Chapter VI
Gold Coast
TIME certainly does flitter by here in little old New York, as I has now taken to calling it. Here it has been nearly six weeks since last I done any authorizing, and a whole heap of things has come to pass since then; yet, when I looks back at it, it seems like 'twas only yesterday when last I held my pen in hand.
Also in that time I has learned much. When I reflects back on how sorghum-green I was when we landed here off the steam-cars, I actually feels right sorry for myself—not knowing what a road-house was, and figuring that when somebody mentioned sub-let apartments they was describing the name of a family, and getting lost in Harlem the first time I went forth rambling, and all them other fool things which I done and said at the outsetting of our experiences! No longer ago than last evening I was saying to some of the fellow-members up at the Pastime Colored Pleasure and Recreation Club, on One-Hundred and Thirty-fifth street, that it's a born wonder they didn't throw a loop over me and cart me off to the idiotic asylum for safety keeping till the newness had done wore off.
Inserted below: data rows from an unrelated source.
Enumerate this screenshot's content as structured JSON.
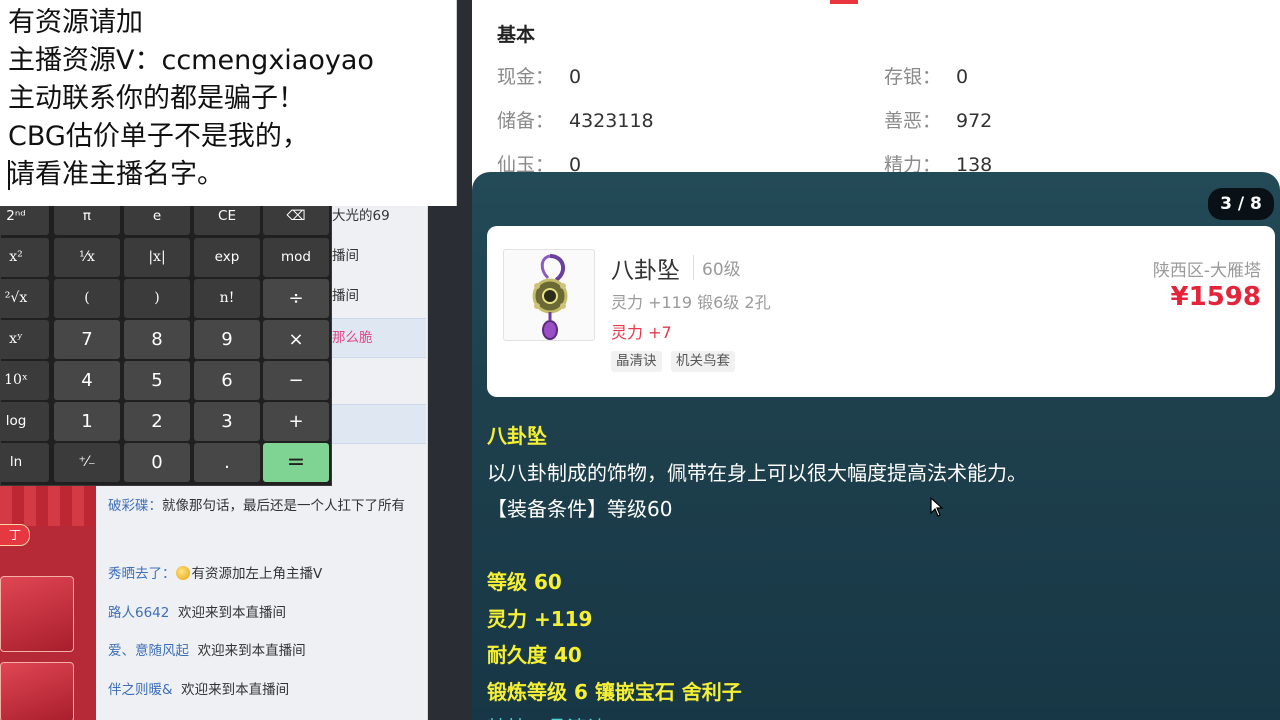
{
  "notepad": {
    "lines": [
      "有资源请加",
      "主播资源V：ccmengxiaoyao",
      "主动联系你的都是骗子！",
      "CBG估价单子不是我的，",
      "请看准主播名字。"
    ]
  },
  "chat": {
    "messages": [
      {
        "user": "",
        "text": "大光的69"
      },
      {
        "user": "",
        "text": "播间"
      },
      {
        "user": "",
        "text": "播间"
      },
      {
        "user": "",
        "text": "那么脆"
      },
      {
        "user": "破彩碟：",
        "text": "就像那句话，最后还是一个人扛下了所有"
      },
      {
        "user": "秀晒去了：",
        "text": "有资源加左上角主播V"
      },
      {
        "user": "路人6642",
        "text": "欢迎来到本直播间"
      },
      {
        "user": "爱、意随风起",
        "text": "欢迎来到本直播间"
      },
      {
        "user": "伴之则暖&",
        "text": "欢迎来到本直播间"
      }
    ],
    "red_button": "丁"
  },
  "calculator": {
    "keys": [
      [
        "2ⁿᵈ",
        "π",
        "e",
        "CE",
        "⌫"
      ],
      [
        "x²",
        "¹⁄x",
        "|x|",
        "exp",
        "mod"
      ],
      [
        "²√x",
        "(",
        ")",
        "n!",
        "÷"
      ],
      [
        "xʸ",
        "7",
        "8",
        "9",
        "×"
      ],
      [
        "10ˣ",
        "4",
        "5",
        "6",
        "−"
      ],
      [
        "log",
        "1",
        "2",
        "3",
        "+"
      ],
      [
        "ln",
        "⁺⁄₋",
        "0",
        ".",
        "="
      ]
    ]
  },
  "basic": {
    "title": "基本",
    "fields": [
      {
        "label": "现金：",
        "value": "0"
      },
      {
        "label": "存银：",
        "value": "0"
      },
      {
        "label": "储备：",
        "value": "4323118"
      },
      {
        "label": "善恶：",
        "value": "972"
      },
      {
        "label": "仙玉：",
        "value": "0"
      },
      {
        "label": "精力：",
        "value": "138"
      }
    ]
  },
  "item": {
    "pager": "3 / 8",
    "name": "八卦坠",
    "level": "60级",
    "attrs": "灵力 +119 锻6级 2孔",
    "bonus": "灵力 +7",
    "tags": [
      "晶清诀",
      "机关鸟套"
    ],
    "server": "陕西区-大雁塔",
    "price": "¥1598",
    "desc_title": "八卦坠",
    "desc_text": "以八卦制成的饰物，佩带在身上可以很大幅度提高法术能力。",
    "equip_req": "【装备条件】等级60",
    "stats": [
      "等级 60",
      "灵力 +119",
      "耐久度 40",
      "锻炼等级 6 镶嵌宝石 舍利子"
    ],
    "special": "特技：晶清诀"
  },
  "colors": {
    "price_red": "#e3243a",
    "stat_yellow": "#f6f035",
    "panel_teal": "#1e3f4c",
    "calc_equals": "#7fd493"
  }
}
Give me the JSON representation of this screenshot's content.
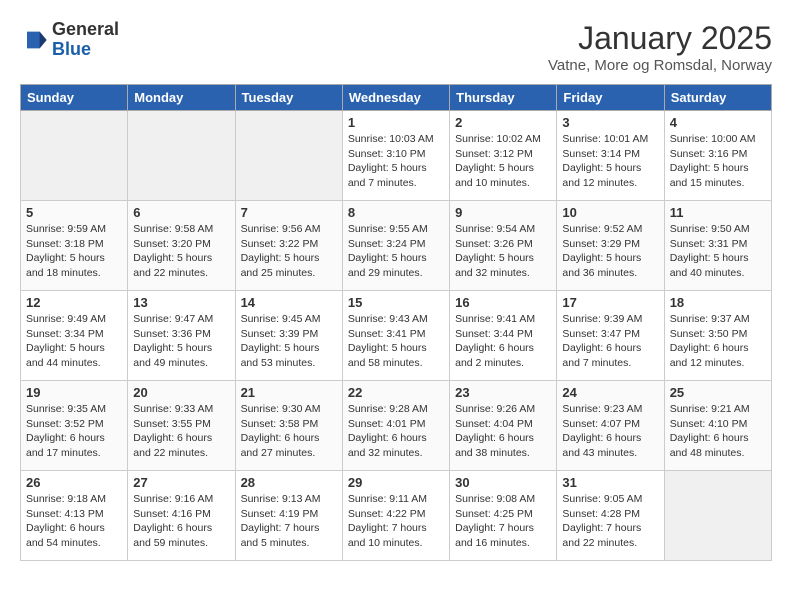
{
  "header": {
    "logo_general": "General",
    "logo_blue": "Blue",
    "month_title": "January 2025",
    "location": "Vatne, More og Romsdal, Norway"
  },
  "days_of_week": [
    "Sunday",
    "Monday",
    "Tuesday",
    "Wednesday",
    "Thursday",
    "Friday",
    "Saturday"
  ],
  "weeks": [
    [
      {
        "day": "",
        "info": ""
      },
      {
        "day": "",
        "info": ""
      },
      {
        "day": "",
        "info": ""
      },
      {
        "day": "1",
        "info": "Sunrise: 10:03 AM\nSunset: 3:10 PM\nDaylight: 5 hours and 7 minutes."
      },
      {
        "day": "2",
        "info": "Sunrise: 10:02 AM\nSunset: 3:12 PM\nDaylight: 5 hours and 10 minutes."
      },
      {
        "day": "3",
        "info": "Sunrise: 10:01 AM\nSunset: 3:14 PM\nDaylight: 5 hours and 12 minutes."
      },
      {
        "day": "4",
        "info": "Sunrise: 10:00 AM\nSunset: 3:16 PM\nDaylight: 5 hours and 15 minutes."
      }
    ],
    [
      {
        "day": "5",
        "info": "Sunrise: 9:59 AM\nSunset: 3:18 PM\nDaylight: 5 hours and 18 minutes."
      },
      {
        "day": "6",
        "info": "Sunrise: 9:58 AM\nSunset: 3:20 PM\nDaylight: 5 hours and 22 minutes."
      },
      {
        "day": "7",
        "info": "Sunrise: 9:56 AM\nSunset: 3:22 PM\nDaylight: 5 hours and 25 minutes."
      },
      {
        "day": "8",
        "info": "Sunrise: 9:55 AM\nSunset: 3:24 PM\nDaylight: 5 hours and 29 minutes."
      },
      {
        "day": "9",
        "info": "Sunrise: 9:54 AM\nSunset: 3:26 PM\nDaylight: 5 hours and 32 minutes."
      },
      {
        "day": "10",
        "info": "Sunrise: 9:52 AM\nSunset: 3:29 PM\nDaylight: 5 hours and 36 minutes."
      },
      {
        "day": "11",
        "info": "Sunrise: 9:50 AM\nSunset: 3:31 PM\nDaylight: 5 hours and 40 minutes."
      }
    ],
    [
      {
        "day": "12",
        "info": "Sunrise: 9:49 AM\nSunset: 3:34 PM\nDaylight: 5 hours and 44 minutes."
      },
      {
        "day": "13",
        "info": "Sunrise: 9:47 AM\nSunset: 3:36 PM\nDaylight: 5 hours and 49 minutes."
      },
      {
        "day": "14",
        "info": "Sunrise: 9:45 AM\nSunset: 3:39 PM\nDaylight: 5 hours and 53 minutes."
      },
      {
        "day": "15",
        "info": "Sunrise: 9:43 AM\nSunset: 3:41 PM\nDaylight: 5 hours and 58 minutes."
      },
      {
        "day": "16",
        "info": "Sunrise: 9:41 AM\nSunset: 3:44 PM\nDaylight: 6 hours and 2 minutes."
      },
      {
        "day": "17",
        "info": "Sunrise: 9:39 AM\nSunset: 3:47 PM\nDaylight: 6 hours and 7 minutes."
      },
      {
        "day": "18",
        "info": "Sunrise: 9:37 AM\nSunset: 3:50 PM\nDaylight: 6 hours and 12 minutes."
      }
    ],
    [
      {
        "day": "19",
        "info": "Sunrise: 9:35 AM\nSunset: 3:52 PM\nDaylight: 6 hours and 17 minutes."
      },
      {
        "day": "20",
        "info": "Sunrise: 9:33 AM\nSunset: 3:55 PM\nDaylight: 6 hours and 22 minutes."
      },
      {
        "day": "21",
        "info": "Sunrise: 9:30 AM\nSunset: 3:58 PM\nDaylight: 6 hours and 27 minutes."
      },
      {
        "day": "22",
        "info": "Sunrise: 9:28 AM\nSunset: 4:01 PM\nDaylight: 6 hours and 32 minutes."
      },
      {
        "day": "23",
        "info": "Sunrise: 9:26 AM\nSunset: 4:04 PM\nDaylight: 6 hours and 38 minutes."
      },
      {
        "day": "24",
        "info": "Sunrise: 9:23 AM\nSunset: 4:07 PM\nDaylight: 6 hours and 43 minutes."
      },
      {
        "day": "25",
        "info": "Sunrise: 9:21 AM\nSunset: 4:10 PM\nDaylight: 6 hours and 48 minutes."
      }
    ],
    [
      {
        "day": "26",
        "info": "Sunrise: 9:18 AM\nSunset: 4:13 PM\nDaylight: 6 hours and 54 minutes."
      },
      {
        "day": "27",
        "info": "Sunrise: 9:16 AM\nSunset: 4:16 PM\nDaylight: 6 hours and 59 minutes."
      },
      {
        "day": "28",
        "info": "Sunrise: 9:13 AM\nSunset: 4:19 PM\nDaylight: 7 hours and 5 minutes."
      },
      {
        "day": "29",
        "info": "Sunrise: 9:11 AM\nSunset: 4:22 PM\nDaylight: 7 hours and 10 minutes."
      },
      {
        "day": "30",
        "info": "Sunrise: 9:08 AM\nSunset: 4:25 PM\nDaylight: 7 hours and 16 minutes."
      },
      {
        "day": "31",
        "info": "Sunrise: 9:05 AM\nSunset: 4:28 PM\nDaylight: 7 hours and 22 minutes."
      },
      {
        "day": "",
        "info": ""
      }
    ]
  ]
}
I must also say for Mr. Dallas that he's progressed very rapid, too. And likewise the new business must be paying him powerful well right from the go-off, because we certainly is rolled up in the lap-robes of luxury and living off the top skimmings of the cream.
Before we has been here a week I notices there's a change taking place in Mr. Dallas. He's beginning to get dissatisfied with things as they is and craving after things as they ain't. Near as I can figure it out, he's caught a kind of restlessness disease which it appears to afflict everybody up in these parts, one way or another. It seems like to me, though, he must a-taken it early and in a violent form.
The first symptoms is when he fetches in one of these here little slick-headed Japanee boys to do the cooking and et cetera, so's I can wait on him more exclusively. Anyway, that's the reason which he assigns to me, but all the same I retains my own personal views on the matter. We don't need no extra hands to help run our establishment no more'n we needs water in our shoes, and my onspoken opinion is that Mr. Dallas thinks maybe the place look more high-tonish by having an imported strange foreigner fussing round. Privately, I don't lose no time designating to this here Koga, which is the slick-headed boy's name, where he gets off so far as I is concerned. No sooner does he arrive in amongst our midst than I tolls him back into the far end of the butler's pantry and I says to him, I says:
"Yaller kid, lis'sen: I ain't 'sponsible fur yore comin' yere, but jest so shorely ez you starts messin' in my bus'ness I'm goin' be 'sponsible fur yore everlastin' departure. You 'tends to yore wu'k an' I 'tends to mine an' tharby we gits along harmonious. But one sign of meddlin' frum you an' I'll jest reach back yere to my flank pocket whar I totes me a hosstile razor an' 'en you better pick out w'ich one of these yere winders you perfurs to jump out of."
He just sort of grins at that and sucks some loose air in betwixt his front teeth.